The sun passed overhead. To travel between two points on one planet, you just had to go up and come down in the right place. In a vane-projector craft, you had to ascend, circle the Earth three or four times, and glide in. It took the same seven/eight minutes to get from one side of the city to the other as it did to get to the other side of the world.
“Che radioed me this afternoon they were stuck three-quarters of the way up Mt. Kenyuna. There’s a storm below them, so they can’t get through to the rescue station in Katmandu for a helicopter to come and pick them up. Of course, the storm doesn’t stop her from getting a third of the way around the world to tell me her troubles. Anyway, I promised her I’d think of something.”
“How the hell are we supposed to get them off the mountain?”
“You fly within twenty feet of the rock face and hover. Then I’ll climb down and bring them up.”
“Twenty feet!” The blurred world slowed beneath them. “You want to get to your party alive?”
“Did you get that ion-coupler Aaron sent?”
“I’m using it now.”
“It’s supposed to be sensitive enough for that sort of maneuvering. And you’re a crack racing captain. Yes or no?”
“I’ll try it,” Lorq said warily. “I’m a bigger fool than you are.” Then he laughed. “We’ll try it, Prince!”
Reticulations of snow and rock glided under them. Lorq set the loran co-ordinates of the mountain as Prince bad given them. Prince reached over Lorq’s arm and tuned the radio…

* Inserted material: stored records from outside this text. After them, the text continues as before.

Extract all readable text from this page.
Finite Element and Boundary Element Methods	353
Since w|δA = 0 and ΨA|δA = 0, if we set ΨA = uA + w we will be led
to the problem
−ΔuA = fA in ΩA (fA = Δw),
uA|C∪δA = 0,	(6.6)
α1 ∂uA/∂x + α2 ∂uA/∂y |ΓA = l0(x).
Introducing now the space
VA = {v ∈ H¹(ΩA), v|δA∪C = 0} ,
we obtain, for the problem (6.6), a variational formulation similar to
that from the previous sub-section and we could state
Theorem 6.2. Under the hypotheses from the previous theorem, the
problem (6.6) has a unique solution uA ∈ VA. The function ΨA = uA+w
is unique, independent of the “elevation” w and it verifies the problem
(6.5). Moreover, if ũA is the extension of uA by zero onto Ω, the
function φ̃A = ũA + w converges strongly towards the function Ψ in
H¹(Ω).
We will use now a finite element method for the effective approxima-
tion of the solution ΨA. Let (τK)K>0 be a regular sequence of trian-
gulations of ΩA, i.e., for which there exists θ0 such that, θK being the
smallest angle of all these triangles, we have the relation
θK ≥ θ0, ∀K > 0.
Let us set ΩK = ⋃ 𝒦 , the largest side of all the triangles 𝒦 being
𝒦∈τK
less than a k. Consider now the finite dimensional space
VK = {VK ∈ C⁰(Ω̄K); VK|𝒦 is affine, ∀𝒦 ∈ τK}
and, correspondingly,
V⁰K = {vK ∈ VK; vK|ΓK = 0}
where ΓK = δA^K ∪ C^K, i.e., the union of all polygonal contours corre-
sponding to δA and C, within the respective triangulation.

A girl’s voice tumbled into the cabin:
“… Oh, there! Look, do you think that’s them? Prince! Prince, darling, have you come to rescue us? We’re hanging here by our little frozen nubs and just miserable. Prince…?” There was music behind her voice; there was a babble of other voices.
“Hold on, Che,” Prince said into the mike. “Told you we’d do something.” He turned to Lorq. “There! They should be right down there.”
Lorq cut the frequency filter till Caliban was sliding down the gravitational distortion of the mountain itself. The peaks rose, chiseled and flashing.
“Oh, look, everybody! Didn’t I tell you Prince wouldn’t let us languish away up here and miss the party?”